Whipping Cream and Light Whipping Cream are the same thing - you're not disagreeing. They can be anywhere between 30% to 36%. Above 36% and up to 42% it becomes Heavy Cream or Heavy Whipping Cream (again, same thing).


----------



## french fries (Sep 5, 2008)

Quote:


missyjean said:


> If a recipe calls for heavy cream and the store sells only whipping cream can I use it? I want to make cream biscuits but cannot find heavy cream in my area


Heavy cream is fattier than whipping cream. If possible find heavy whipping cream, or adjust your recipe for the lighter "whipping cream".


----------



## petemccracken (Sep 18, 2008)

BTW, I've seen Heavy Cream sold as Manufacturing Cream in my area, costs about $6-7 per 1/2 gallon


----------



## gerdosh (Feb 4, 2010)

PeteMcCracken said:


> I always hesitate to disagree, however, according to my sources:
> Half and Half = 12% butterfat
> Single Cream = 20% butterfat
> Light Cream = 20% (range 18-30%) butterfat
> ...


This is correct -- let me add one more item: on private dairy farms in England, butterfat in clotted cream can go up to 65% -- that's really rich. Butter has about 85% butterfat.


----------



## ishbel (Jan 5, 2007)

In the UK we have

Single cream (thin, best for adding to coffee, or to pour over a very rich dessert)
Double cream (thick)
Thick double cream (the above but 'stiffer')
Clotted cream (the best is from Cornwall)


----------



## missyjean (Nov 5, 2009)

French Fries said:


> Quote:
> 
> Heavy cream is fattier than whipping cream. If possible find heavy whipping cream, or adjust your recipe for the lighter "whipping cream".

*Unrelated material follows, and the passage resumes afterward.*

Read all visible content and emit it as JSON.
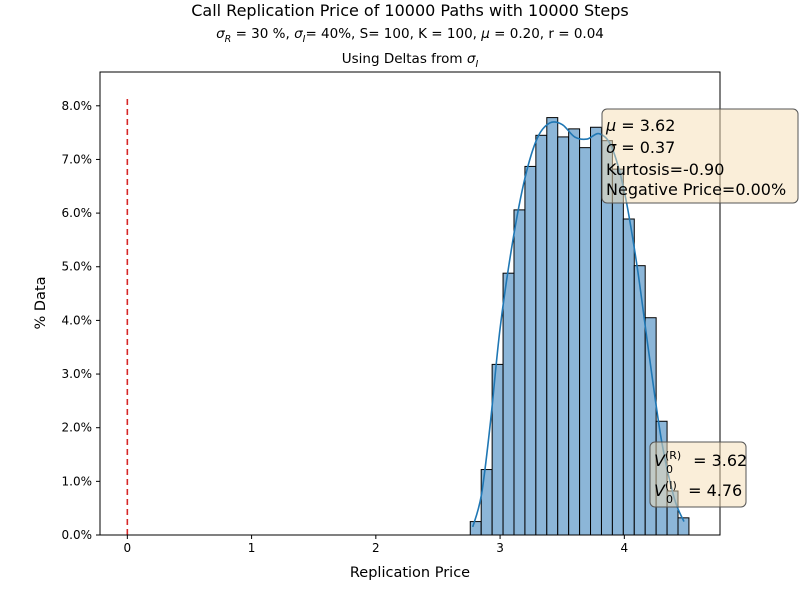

Thank you very much. I was able to find heavy whipping cream


----------



## gonefishin (Nov 6, 2004)

Hi all,

I know when I'm buying cream I look for something that's only been single pasteurized, instead of double pasteurized. To me, it has more flavor...more like a real dairy product instead of tasteless thick milk. In the U.S., Oberweis actually has a pretty good heavy cream (much better than the supermarket varieties that I've tried. Last time I bought it the price was around $10.00 for a half gallon.

Mmmmmmm.....clotted cream /img/vbsmilies/smilies/thumb.gif What a treat every once in a while.

dan


----------



## homemadecook (Jan 27, 2010)

Wow amazing, I didn't know it was a whipped cream. Like what nichole said, this is the first time I learned about that. Thank you for your replies..amazing


----------



## french fries (Sep 5, 2008)

HomeMadeCook said:


> Wow amazing, I didn't know it was a whipped cream. Like what nichole said, this is the first time I learned about that. Thank you for your replies..amazing


_Whipping_ cream, not _whipped_ cream. Whipped cream is whipping cream that's been whipped, so it's full of air and is used as a topping for desserts, ice creams, etc...


----------